A new wave of resistance is swelling in the decades-old struggle between California transportation officials and L.A.-area residents over both an expansion and extension of the uber-clogged 710 freeway.

That's partly because various extension scenarios just released by Caltrans and Metro happen to barge through suburban, serene Northeast Los Angeles. As with helicopter noise and subway construction, the hubbub gets so much more louder when the L.A. gentry get involved!

But the real losers will be those lower-income folks living and working right up against the roadway:

Under all five of the 710 expansion scenarios (besides “no build,” obviously), the interstate would grow into a 10-lane beast. And in three of them, an additional four lanes would be constructed — reserved exclusively for the 43 million semis that Caltrans estimates will need to pass through by the year 2035.

(The 710 serves as the main artery between the Port of Los Angeles and the rest of the state; 14 million trucks already pass through every year, according to Caltrans.)

Credit: LADOT

Credit: LADOT

In 2009, opponents won a small victory when Metro and Caltrans agreed to conduct a Health Impact Assessment as part of the scheduled EIR.

But now that the EIR is here, we're more confused than ever.

Somehow, by widening the 710 to allow thousands more vehicles through at a faster rate, project officials claim that air quality would actually be improved in nearby communities.

Say what? There are a bunch of numbers and graphs in the EIR that supposedly prove this. We admit that they mostly look like gibberish to us, and we've contacted Metro officials for translation. But so far, the only real argument we can find in the stack is that California will have made huge strides in low-emission technologies by the time freeway construction begins.

Good for us — but what does that have to do with expanding the 710? Even the greenest fleet of semis will do more damage as it increases in size.

“It doesn't make sense to me, looking at it as a community member, that a two-lane increase, even with a zero-emission corridor, would bring me significant air pollution reduction in comparison to a no-build,” says Isella Ramirez, co-director of East Yard Communities for Environmental Justice.

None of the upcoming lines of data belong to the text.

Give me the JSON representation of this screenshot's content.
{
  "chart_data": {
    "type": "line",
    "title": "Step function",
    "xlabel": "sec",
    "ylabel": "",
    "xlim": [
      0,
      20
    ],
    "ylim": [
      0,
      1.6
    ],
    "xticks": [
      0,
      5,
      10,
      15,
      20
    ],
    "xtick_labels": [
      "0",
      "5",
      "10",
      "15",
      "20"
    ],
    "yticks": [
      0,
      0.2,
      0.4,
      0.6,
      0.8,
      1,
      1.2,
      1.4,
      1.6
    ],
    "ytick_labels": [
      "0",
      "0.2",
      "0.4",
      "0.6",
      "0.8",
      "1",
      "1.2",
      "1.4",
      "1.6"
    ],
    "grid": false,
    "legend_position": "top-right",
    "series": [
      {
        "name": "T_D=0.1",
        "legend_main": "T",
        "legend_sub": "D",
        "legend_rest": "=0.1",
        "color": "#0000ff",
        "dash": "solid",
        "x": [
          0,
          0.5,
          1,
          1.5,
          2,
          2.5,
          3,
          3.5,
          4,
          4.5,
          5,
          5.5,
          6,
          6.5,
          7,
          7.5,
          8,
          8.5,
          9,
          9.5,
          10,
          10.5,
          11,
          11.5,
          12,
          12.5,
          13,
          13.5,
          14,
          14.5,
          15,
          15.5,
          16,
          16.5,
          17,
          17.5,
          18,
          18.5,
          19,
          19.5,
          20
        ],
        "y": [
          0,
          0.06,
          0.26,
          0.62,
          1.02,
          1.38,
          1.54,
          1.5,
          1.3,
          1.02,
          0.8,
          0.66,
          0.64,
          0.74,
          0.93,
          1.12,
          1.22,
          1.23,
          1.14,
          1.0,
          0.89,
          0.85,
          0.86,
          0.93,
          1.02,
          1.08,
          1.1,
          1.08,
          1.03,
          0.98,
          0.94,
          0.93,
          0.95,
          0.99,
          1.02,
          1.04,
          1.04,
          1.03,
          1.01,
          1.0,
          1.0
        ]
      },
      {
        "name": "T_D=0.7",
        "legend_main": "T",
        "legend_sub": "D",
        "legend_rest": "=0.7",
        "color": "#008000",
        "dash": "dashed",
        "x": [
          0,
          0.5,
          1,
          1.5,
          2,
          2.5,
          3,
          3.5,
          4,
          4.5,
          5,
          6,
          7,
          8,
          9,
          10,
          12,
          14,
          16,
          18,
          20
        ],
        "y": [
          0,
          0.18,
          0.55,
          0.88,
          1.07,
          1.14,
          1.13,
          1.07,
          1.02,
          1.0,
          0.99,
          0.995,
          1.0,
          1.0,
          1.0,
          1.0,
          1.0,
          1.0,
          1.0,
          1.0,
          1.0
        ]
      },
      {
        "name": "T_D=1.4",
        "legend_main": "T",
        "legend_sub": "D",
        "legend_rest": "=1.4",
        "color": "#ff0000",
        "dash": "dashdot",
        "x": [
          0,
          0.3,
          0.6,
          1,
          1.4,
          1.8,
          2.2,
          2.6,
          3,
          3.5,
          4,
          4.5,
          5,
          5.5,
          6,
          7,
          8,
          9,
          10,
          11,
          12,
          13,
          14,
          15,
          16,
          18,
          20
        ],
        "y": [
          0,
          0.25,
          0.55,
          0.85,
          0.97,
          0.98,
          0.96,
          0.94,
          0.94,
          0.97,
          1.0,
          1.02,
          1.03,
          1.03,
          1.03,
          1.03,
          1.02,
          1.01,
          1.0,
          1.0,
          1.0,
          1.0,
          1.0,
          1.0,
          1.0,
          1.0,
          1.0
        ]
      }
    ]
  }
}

USC professor Andrea Hricko tells California Watch in an email that she's skeptical of the findings:

“The draft EIR for the I-710 corridor has thousands of pages, and Caltrans does not always make its underlying assumptions easy to understand. The health risk analyses are confusing, with some of the alternatives for expansion showing increased PM (particulate matter pollution) levels, yet decreased health risks.”

Indeed, USC research has shown that the most dangerous particulate matter flying off freeways comes in the form of little bits of tire rubber and brake metal — which can make their way into kids' developing lungs and cause irreversible destruction. (See LA Weekly print story “Black Lung Lofts: Many Children Being Raised in L.A.'s Hip, New Freeway-Adjacent Housing Are Damaged for Life.”) No matter what kind of pollution science you try to pull, millions more vehicles rattling up and down the 710 will mean that millions more tires and brakes will be shedding their little invisible killers into the atmosphere.

The special elevated corridor in the new proposal does lift some problem vehicles up into the air, placing them closer to the L.A. River than to residents. But what about plans to revitalize the river? What about nearby parks? And what about all the trucks that aren't equipped with zero-emission technology, and choose to instead utilize the wider 10-lane freeway?

Public comment on the EIR is over at the end of August. But it's difficult to respond to science this baffling, besides with a call for complete do-over.

Update: Adrian Martinez, an attorney with the Natural Resources Defense Council, explains that “with these environmental reports, it's all about the assumptions that are made.”

He says Caltrans assumed “an immense amount of growth — that trade through the port is almost going to triple.” In this way, transportation officials may have “inflated the need” for a 14-lane freeway.